I have a dataframe with a column that has various unit types
The rawNo column is how the data comes in. I would like to change it to look like the ConvNo column
datasample = pd.DataFrame(columns=['rawNo','ConvNo'])
datasample = datasample.append({'rawNo': '-4.35%','ConvNo': -.0435},ignore_index = True)
datasample = datasample.append({'rawNo': '246.6K','ConvNo': 246600},ignore_index = True)
datasample = datasample.append({'rawNo': np.nan,'ConvNo': np.nan},ignore_index = True)
datasample = datasample.append({'rawNo': '$12.76B','ConvNo': 12760000000},ignore_index = True)
datasample = datasample.append({'rawNo': '4.68%','ConvNo': .0468},ignore_index = True)
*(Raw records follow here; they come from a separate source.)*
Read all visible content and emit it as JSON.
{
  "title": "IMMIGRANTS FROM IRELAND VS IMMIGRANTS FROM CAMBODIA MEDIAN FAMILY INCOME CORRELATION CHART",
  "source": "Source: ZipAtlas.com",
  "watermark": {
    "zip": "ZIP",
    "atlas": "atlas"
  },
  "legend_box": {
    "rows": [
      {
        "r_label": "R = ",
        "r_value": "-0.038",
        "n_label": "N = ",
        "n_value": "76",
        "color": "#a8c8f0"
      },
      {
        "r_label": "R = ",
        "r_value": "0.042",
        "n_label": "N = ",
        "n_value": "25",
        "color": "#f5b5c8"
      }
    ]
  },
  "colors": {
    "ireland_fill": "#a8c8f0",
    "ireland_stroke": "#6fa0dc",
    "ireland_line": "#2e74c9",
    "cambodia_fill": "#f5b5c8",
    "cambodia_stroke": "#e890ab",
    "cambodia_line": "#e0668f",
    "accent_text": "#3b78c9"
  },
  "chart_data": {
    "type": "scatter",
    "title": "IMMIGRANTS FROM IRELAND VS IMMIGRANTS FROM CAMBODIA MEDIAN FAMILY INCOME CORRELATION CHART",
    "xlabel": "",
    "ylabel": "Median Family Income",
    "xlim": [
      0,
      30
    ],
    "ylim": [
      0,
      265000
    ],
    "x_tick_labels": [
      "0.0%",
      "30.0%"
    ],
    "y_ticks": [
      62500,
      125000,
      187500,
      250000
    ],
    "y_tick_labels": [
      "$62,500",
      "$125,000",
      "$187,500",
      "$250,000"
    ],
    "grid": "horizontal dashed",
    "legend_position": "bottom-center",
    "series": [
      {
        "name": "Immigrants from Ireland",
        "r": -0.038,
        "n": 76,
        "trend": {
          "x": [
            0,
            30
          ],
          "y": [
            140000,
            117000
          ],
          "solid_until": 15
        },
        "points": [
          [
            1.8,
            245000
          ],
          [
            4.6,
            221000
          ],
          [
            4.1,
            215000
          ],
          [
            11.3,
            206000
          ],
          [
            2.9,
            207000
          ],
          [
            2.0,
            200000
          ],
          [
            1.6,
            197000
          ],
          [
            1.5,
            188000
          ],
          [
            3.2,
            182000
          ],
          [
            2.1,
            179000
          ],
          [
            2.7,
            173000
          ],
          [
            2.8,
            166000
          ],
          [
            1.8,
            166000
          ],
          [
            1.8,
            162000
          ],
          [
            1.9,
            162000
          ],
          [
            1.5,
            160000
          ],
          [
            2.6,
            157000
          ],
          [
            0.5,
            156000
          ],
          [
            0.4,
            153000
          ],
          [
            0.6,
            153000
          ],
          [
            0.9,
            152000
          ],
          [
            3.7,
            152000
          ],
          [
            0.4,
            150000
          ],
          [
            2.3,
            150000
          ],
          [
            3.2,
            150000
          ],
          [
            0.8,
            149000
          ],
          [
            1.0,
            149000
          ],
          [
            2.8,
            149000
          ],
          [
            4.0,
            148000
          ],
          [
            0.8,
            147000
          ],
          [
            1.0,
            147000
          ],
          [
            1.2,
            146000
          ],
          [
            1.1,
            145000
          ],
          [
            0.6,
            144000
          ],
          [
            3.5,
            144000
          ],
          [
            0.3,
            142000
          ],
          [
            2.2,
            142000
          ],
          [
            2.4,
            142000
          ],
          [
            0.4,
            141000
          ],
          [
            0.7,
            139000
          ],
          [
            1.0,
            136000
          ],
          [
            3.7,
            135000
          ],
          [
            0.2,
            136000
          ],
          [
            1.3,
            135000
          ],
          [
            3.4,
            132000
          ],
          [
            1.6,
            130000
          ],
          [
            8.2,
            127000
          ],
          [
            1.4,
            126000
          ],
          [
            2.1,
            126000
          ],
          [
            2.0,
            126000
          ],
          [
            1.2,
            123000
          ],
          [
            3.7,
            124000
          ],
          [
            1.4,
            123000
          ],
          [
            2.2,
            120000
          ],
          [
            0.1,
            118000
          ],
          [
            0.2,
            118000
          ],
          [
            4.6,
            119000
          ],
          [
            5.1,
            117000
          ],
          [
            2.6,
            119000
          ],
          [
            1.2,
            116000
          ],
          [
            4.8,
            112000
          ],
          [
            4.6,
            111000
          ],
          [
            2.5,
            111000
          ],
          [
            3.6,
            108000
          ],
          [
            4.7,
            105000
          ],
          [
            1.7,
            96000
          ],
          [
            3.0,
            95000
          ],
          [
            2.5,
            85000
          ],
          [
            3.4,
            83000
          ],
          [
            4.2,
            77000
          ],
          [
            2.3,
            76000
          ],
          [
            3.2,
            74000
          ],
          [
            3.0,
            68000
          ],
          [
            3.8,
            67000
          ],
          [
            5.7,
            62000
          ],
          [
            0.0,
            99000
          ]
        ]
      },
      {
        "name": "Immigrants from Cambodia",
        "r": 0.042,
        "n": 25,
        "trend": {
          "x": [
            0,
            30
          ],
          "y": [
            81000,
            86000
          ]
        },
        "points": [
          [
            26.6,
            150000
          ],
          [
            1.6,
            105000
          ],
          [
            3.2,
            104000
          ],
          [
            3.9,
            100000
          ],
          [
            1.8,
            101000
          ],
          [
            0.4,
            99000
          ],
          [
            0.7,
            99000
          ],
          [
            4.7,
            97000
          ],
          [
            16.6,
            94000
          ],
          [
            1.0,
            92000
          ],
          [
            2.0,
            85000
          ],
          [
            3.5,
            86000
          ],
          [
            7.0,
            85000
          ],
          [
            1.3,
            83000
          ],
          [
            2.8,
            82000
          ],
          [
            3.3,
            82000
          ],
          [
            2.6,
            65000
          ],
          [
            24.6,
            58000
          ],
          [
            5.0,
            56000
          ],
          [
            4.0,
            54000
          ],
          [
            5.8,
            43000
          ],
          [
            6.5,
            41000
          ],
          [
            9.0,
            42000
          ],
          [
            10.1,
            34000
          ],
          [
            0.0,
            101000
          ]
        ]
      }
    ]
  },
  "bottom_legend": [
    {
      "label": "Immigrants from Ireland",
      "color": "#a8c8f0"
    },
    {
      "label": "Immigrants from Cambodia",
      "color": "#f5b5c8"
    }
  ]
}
datasample = datasample.append({'rawNo': '¥-459.5B','ConvNo': -459500000000},ignore_index = True)
datasample = datasample.append({'rawNo': '€-6.8B','ConvNo': -6800000000},ignore_index = True)
datasample = datasample.append({'rawNo': '£-15.623B','ConvNo': -15623000000},ignore_index = True)
datasample = datasample.append({'rawNo': '$-1,400B','ConvNo': -15623000000},ignore_index = True)
I figure I will have to use some type of conditional apply. This apply to remove the percent is failing
def rPercent(value):
value = str(value)
count = value.count('%')
print(count)
if (count != 0):
return value.str.rstrip('% ').astype('float') / 100.0
else:
return value
datasample["ConvNo"] = datasample['actual'].apply(rPercent)
Error I get:
> AttributeError: 'str' object has no attribute 'str'
Data File. you can download file from this link https://projectcodesamples.s3.amazonaws.com/ForEx.csv
The columns I am trying to convert is "actual" the result is in the "CNactual" column
This is posted as a separate answer, since I want to retain the original reproducible example (in case the linked csv is no longer available).
A careful analysis of the data will show that the non-numeric characters that cause trouble are: commas used as thousand separators, single dash symbols (presumably indicating nan
). After incorporating these into the character_mapping
the conversion works without raising any errors:
from numpy import nan
from pandas import read_csv
df = read_csv("https://projectcodesamples.s3.amazonaws.com/ForEx.csv")
character_mapping = {
"%": "e-2",
"K": "e3",
"M": "e6",
"B": "e9",
"T": "e12",
# note that the currency symbols are mapped to blank string
# to facilitate the conversion to float
"£": "",
"\$": "",
"¥": "",
"€": "",
# if an entry consists of a dash, replace with nan
"^-$": nan,
# some numbers have a comma as a thousands separator
",": "",
}
df["Converted"] = df["consensus"].replace(character_mapping, regex=True).astype(float)
mask = (df["Converted"] != df["consensus"]) & (df["consensus"].notna())
print(df.loc[mask, ["consensus", "Converted"]])